Tuesday - Thursday notes

2013-12-10

Computing

Nice github guide

ApGenome

Finished fourth extraction and pooled all together.

Sent Ap001 DNA sample to Delaware Biotechnology Institute for PacBio and Illumina sequencing.

Sample: Aphaenogaster picea ant collected from Molly Bog, VT

DNA was extracted from 4 sets of 20-40 ants using Qiagen DNeasy kit. Elutions of 300-400 ul per exctraction were pooled for a total volume of about 1300 ul.

Nanodrop quantification showed 15.5 ng/ul with a 260/280 ratio of 1.8. Approximate total of 18 ug DNA.

Ethics

Took required ethics training course for NSF grant at [https://www.citiprogram.org/]

2013-12-11

Writing group from 9-10. Added about 700 word to Methods sections of Aphaenogaster transcriptome paper!

ApTranscriptome

Results of BLASTING known spike-in transcripts to A22 assembly:

Metric	Result
Number spike-in	100
Mean length spike-in (bp)	865.28
Number assembled	99
Mean length assembled (bp)	872.26
Mean length missing (bp)	174
Mean proportion of original transcript mapped	0.97
Mean number assembled transcripts per starting	1.2
Proportion bp assembled to starting bp	1.06

Very nice results!

99 of 100 known transcripts assembled
only missing transcript is short (under 200 bp)
most transcripts assembled to full length in single contig
only 6% of assembly is redundant!

computing

Set up shell script knit on home/scripts on workstation, symbolic linked in usr/local/bin such that globally accessible. Problem that R libraries not installed globally…copied my libraries to /usr/local/lib/R/site-library/ following Administration and Maintenance of R packages.
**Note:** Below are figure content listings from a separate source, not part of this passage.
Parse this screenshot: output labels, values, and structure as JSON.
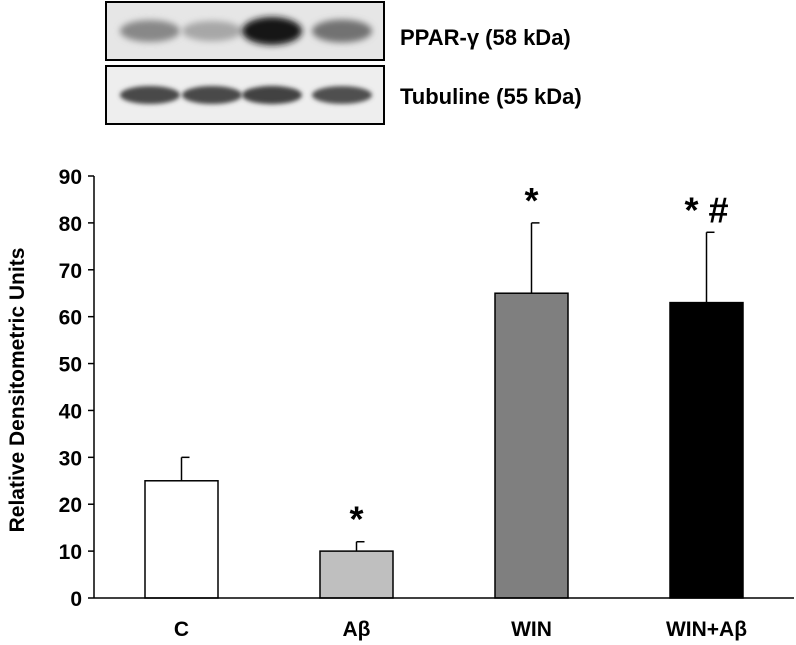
{
  "blot": {
    "panels": [
      {
        "label": "PPAR-γ (58 kDa)",
        "intensities": [
          0.45,
          0.3,
          1.0,
          0.55
        ]
      },
      {
        "label": "Tubuline (55 kDa)",
        "intensities": [
          0.75,
          0.75,
          0.78,
          0.72
        ]
      }
    ]
  },
  "chart_data": {
    "type": "bar",
    "ylabel": "Relative Densitometric Units",
    "xlabel": "",
    "ylim": [
      0,
      90
    ],
    "yticks": [
      0,
      10,
      20,
      30,
      40,
      50,
      60,
      70,
      80,
      90
    ],
    "categories": [
      "C",
      "Aβ",
      "WIN",
      "WIN+Aβ"
    ],
    "values": [
      25,
      10,
      65,
      63
    ],
    "errors": [
      5,
      2,
      15,
      15
    ],
    "annotations": [
      "",
      "*",
      "*",
      "* #"
    ],
    "colors": [
      "#ffffff",
      "#bfbfbf",
      "#7f7f7f",
      "#000000"
    ],
    "grid": false
  }
}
To globally install package, start R as super-user

sudo R

and install packages to global library

install.packages("aster2", lib="/usr/local/lib/R/site-library")

2013-12-12

ApTranscriptome

Confirmed that the sim.assembly.eval function fails to find any siginificant matches to the VGN Trinity full data assembly that did not include simulated reads!

Using CAP3 or CD-HIT gives similar results (Yang and Smith 2013) so use only CAP3. As I’m now merging contigs within a species, increase similarity threshold to 98%. Previously used 90% when trying to merge orthologs among species.

Found error - removed trimclip directory with filtered reads, but need these reads for gene expression quantification!

To check reproducibility of script and get these reads, cloned repo into /home/projects/climate-cascade/projects/ApTranscriptome and ran

knit ApTran_assemble.R

to start assembly…

2013-12-12 9:26

/scripts (master *)$ nohup nice -n 19 knit ApTran_assemble.R & [1] 12512 nohup: ignoring input and appending output to `nohup.out’

Updates to script

use CAP3 to remove redundant transcripts and chimeras
changed percent identity to 98% because am merging within a species, not between the two species transcriptome assemblies as before
evalute CAP3 assembly against in silico transcripts
basically no difference - full assembly does as well as reduced
use sailfish for quantification!
ran into some problems with the “LD_LIBRARY_PATH”. emailed Google Group for help
for a single sample (A22-00), quantification done in about 20 minutes!!